Гора решительно отстранил гирлянду, протянутую Обинашем.
– Это что еще за представление? – спросил он, едва сдерживая гнев.- Вы что, весь этот месяц только и делали, что готовились напялить на меня посреди дороги костюм клоуна из вашей бродячей труппы?
Что правда, то правда, Обинаш давно вынашивал план встречи Горы. Он рассчитывал на большую сенсацию. Во времена, о которых мы говорим, инциденты такого рода были еще внове. Обинаш не рассказал о своей идее даже Биною, не желая ни с кем делиться лаврами, которые должны были достаться ему, как организатору этого редкого зрелища. Он даже подготовил заметку для газеты, в которой оставалось уточнить лишь две-три детали.
– Ты несправедлив к нам,- сказал он Горе, обиженный таким приемом.- Весь месяц, что ты был в тюрьме, мы разделяли с тобой страдания. Наши сердца тлели на медленном огне, от которого обуглились даже наши ребра.
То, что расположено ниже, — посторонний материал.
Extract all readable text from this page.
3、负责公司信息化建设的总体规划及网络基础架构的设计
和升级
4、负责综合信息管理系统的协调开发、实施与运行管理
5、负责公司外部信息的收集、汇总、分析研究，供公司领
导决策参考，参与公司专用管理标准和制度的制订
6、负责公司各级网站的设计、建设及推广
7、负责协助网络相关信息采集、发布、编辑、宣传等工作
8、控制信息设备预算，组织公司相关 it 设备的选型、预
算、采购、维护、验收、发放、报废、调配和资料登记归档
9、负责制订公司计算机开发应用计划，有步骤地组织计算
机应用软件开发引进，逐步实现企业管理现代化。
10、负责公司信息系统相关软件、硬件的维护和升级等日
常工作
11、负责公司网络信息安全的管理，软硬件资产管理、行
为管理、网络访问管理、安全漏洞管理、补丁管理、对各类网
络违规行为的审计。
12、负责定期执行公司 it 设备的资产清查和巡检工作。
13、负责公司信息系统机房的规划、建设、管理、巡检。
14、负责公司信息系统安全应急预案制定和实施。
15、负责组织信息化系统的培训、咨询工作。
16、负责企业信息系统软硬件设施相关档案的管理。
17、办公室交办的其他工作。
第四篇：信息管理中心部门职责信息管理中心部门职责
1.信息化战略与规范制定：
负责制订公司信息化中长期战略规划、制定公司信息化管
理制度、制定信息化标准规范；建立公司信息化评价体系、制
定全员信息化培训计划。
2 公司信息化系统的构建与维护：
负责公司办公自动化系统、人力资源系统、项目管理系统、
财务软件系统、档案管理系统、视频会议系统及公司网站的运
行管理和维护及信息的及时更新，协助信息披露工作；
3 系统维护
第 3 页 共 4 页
– Ты ошибаешься, Обинаш,- возразил Гора.- Присмотрись внимательно, и ты увидишь, что огонь еще и не занялся и что ваши ребра находятся в полном порядке.
– Правители нашей страны пытались унизить тебя,- не унимался Обинаш,- но сегодня от лица народа Индии мы возлагаем эту гирлянду почета…
– Это уж слишком! – воскликнул Гора и, отстранив Обинаша и его спутников, обратился к Порешу: – Садитесь, Пореш-бабу!